Выбрать главу

Хитрая мысль о бане была спасительной для Доломанова. Это роговское чудо света срубили в размере восемь на девять и окружили высокой завалинкой. Двери щедро обили кошмой, верхний настил усыпали березовым листом, а каменку расписывал Елдюков, причем так поусердствовал, что Федор Игнатьич не впускал сюда Машу, пока дым черной бани не заволок холостых елдюковских изощрений. Трое соревнователей, имея дальнею приманкой дикую машину красу, распределили среди себя обязанности по бане. Соколовский носил волу и дрова, Елдюков открыл в себе великий дар топить баню так, чтоб тепло не коптило парильщика, а мельчайшими струйками просачивалось вовнутрь. Поп Максим ежедневно вблизи петрова дня хаживал за вениками и приносил целые охапки их. В эту пору березовый листок особливо гладок, пахуч и прочен.

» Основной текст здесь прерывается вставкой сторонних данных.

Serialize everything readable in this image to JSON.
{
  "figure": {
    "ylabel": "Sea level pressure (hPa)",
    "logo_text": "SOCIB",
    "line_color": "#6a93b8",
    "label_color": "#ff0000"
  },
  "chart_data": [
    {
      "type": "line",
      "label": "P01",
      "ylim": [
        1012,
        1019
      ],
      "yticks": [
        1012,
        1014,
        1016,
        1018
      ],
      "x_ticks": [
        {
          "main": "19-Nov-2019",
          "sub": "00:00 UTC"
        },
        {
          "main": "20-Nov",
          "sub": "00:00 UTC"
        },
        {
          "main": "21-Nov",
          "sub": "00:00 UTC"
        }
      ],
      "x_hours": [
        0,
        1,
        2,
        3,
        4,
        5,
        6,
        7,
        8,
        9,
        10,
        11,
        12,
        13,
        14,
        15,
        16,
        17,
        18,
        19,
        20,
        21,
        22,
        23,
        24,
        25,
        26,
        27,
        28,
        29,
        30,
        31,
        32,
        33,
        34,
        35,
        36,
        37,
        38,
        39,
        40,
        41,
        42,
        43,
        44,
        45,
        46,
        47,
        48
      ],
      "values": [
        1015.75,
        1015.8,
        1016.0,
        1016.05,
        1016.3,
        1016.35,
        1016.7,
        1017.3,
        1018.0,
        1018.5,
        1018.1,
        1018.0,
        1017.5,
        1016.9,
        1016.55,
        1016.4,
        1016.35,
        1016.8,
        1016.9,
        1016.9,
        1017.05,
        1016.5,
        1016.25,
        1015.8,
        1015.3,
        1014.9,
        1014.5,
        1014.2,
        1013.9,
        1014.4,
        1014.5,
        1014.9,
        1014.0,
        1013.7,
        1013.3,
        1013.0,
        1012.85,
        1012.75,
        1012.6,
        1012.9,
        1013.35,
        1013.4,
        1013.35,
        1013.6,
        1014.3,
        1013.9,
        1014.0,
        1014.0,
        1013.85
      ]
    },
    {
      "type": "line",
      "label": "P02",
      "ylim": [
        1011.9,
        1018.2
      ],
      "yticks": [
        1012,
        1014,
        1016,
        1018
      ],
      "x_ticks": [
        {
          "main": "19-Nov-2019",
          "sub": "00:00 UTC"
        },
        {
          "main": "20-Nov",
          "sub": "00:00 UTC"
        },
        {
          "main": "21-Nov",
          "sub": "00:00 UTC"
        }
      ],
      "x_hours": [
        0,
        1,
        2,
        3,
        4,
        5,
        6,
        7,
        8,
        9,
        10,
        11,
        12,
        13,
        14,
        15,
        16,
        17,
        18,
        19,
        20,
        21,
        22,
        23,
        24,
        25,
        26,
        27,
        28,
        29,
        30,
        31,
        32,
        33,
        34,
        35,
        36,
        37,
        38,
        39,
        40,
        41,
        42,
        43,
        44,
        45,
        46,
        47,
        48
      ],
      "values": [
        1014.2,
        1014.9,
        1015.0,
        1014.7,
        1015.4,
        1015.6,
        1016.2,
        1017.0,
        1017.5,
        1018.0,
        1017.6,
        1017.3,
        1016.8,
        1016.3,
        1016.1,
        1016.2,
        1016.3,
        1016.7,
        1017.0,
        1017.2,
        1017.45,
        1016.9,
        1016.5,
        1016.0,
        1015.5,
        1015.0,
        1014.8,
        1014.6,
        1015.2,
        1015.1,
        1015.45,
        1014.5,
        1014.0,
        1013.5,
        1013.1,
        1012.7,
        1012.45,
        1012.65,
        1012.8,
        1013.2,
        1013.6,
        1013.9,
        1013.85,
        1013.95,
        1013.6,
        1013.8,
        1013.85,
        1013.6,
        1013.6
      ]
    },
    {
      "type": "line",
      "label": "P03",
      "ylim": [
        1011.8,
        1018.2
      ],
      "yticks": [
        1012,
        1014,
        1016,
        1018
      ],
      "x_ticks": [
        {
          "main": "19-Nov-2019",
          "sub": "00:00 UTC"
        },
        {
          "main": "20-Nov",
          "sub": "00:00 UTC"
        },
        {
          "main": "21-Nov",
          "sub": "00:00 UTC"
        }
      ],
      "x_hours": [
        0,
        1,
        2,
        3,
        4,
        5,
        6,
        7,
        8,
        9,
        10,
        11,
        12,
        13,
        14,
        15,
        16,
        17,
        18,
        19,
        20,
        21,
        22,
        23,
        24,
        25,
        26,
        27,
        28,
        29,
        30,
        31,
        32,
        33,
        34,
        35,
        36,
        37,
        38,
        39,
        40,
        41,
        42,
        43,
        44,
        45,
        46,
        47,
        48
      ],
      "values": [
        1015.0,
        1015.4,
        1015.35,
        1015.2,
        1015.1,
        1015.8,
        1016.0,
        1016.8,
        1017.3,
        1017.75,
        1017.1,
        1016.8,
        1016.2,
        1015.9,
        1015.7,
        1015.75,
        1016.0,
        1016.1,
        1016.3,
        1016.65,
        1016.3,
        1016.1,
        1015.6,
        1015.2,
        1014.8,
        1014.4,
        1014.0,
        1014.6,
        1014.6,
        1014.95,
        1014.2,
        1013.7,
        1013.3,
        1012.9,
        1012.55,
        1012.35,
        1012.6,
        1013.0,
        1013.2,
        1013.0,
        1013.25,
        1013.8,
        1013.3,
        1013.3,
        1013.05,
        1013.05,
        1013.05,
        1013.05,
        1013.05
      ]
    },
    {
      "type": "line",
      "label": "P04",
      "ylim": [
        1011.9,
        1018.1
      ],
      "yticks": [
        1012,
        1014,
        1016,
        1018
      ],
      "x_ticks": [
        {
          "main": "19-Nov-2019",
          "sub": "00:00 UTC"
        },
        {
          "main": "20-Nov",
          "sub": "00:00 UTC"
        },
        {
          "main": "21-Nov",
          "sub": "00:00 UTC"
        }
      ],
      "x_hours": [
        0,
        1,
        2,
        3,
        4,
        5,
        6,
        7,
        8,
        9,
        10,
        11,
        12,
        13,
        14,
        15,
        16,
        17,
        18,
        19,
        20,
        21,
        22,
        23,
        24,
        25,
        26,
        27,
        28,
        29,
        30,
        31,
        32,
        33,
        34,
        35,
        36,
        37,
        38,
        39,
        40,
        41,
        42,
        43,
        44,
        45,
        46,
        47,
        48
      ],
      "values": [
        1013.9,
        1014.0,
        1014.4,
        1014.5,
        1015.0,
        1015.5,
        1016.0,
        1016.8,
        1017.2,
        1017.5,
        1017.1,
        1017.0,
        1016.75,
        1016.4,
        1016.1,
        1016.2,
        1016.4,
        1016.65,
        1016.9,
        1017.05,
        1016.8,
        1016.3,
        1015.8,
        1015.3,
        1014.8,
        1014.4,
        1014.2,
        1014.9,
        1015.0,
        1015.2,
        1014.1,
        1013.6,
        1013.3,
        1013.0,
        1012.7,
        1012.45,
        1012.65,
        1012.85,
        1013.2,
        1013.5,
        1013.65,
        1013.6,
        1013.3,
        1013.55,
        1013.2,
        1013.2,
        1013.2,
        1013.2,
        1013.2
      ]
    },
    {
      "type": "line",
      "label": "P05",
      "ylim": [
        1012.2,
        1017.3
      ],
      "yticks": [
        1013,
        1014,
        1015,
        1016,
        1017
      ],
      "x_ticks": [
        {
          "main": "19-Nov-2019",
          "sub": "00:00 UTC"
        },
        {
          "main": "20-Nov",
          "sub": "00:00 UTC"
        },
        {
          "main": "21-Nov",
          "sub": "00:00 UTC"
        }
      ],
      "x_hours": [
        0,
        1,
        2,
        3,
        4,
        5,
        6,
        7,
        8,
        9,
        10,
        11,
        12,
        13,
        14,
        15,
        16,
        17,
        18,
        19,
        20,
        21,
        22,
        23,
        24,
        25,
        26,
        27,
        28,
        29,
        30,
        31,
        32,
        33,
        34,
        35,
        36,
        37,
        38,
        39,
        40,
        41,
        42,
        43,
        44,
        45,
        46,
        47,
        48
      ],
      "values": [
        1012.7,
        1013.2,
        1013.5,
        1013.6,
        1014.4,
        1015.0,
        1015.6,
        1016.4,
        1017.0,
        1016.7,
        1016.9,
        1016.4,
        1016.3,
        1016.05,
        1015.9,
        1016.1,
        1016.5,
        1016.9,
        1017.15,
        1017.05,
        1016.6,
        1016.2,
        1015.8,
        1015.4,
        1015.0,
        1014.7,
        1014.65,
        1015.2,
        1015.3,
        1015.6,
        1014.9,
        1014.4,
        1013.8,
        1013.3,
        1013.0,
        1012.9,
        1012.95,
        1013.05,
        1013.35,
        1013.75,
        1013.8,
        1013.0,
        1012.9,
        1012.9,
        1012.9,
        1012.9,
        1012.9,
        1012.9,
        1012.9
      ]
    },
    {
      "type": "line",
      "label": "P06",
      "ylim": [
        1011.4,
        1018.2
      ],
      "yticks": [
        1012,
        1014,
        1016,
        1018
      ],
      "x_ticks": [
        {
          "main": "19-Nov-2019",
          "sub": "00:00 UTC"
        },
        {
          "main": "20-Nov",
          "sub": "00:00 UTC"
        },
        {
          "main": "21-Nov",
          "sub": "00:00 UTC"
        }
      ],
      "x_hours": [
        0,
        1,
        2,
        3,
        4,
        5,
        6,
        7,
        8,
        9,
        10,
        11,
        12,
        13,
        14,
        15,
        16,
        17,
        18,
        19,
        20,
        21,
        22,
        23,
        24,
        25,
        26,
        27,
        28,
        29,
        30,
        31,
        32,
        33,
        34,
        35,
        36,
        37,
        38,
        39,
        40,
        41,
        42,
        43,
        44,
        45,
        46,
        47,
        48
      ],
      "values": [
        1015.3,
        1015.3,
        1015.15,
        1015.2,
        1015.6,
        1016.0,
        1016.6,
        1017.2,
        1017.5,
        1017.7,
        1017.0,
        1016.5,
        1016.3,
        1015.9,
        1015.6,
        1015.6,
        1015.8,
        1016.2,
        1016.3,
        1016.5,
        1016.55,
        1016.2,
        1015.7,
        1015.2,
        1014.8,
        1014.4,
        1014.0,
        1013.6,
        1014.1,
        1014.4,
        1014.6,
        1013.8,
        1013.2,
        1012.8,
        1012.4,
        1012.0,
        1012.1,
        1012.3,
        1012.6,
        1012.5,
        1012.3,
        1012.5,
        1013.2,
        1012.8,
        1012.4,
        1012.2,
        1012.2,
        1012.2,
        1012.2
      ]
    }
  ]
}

Нигде во всем мире не процветало так банное искусство. Раздевшись первым, Елдюков вбегал, прикрывая рукою срам, и окачивал стены ледяной водой, чтоб она вобрала в себя вредный угар. Затем развешивал вдоль устья каменки пять веников и поддавал ковши. Клубы свистящего пара били по веникам, и те шевелились, расправляя сморщенные листки и дыша весенней благостыней… Они входили, четверо остальных, в зудящий и пахучий зной и, расположась по ступеням здоровья и сил, предавались делу. Распаренный листок, коротко и властно ложась на тело, заставлял его дышать прерывистей, почти задыхаться от неги, почти кричать о достигнутом блаженстве. Один только пропойца, имея слабое темя, сидел внизу, на соломе и в шапке, покачивая головой на неистовую забаву друзей.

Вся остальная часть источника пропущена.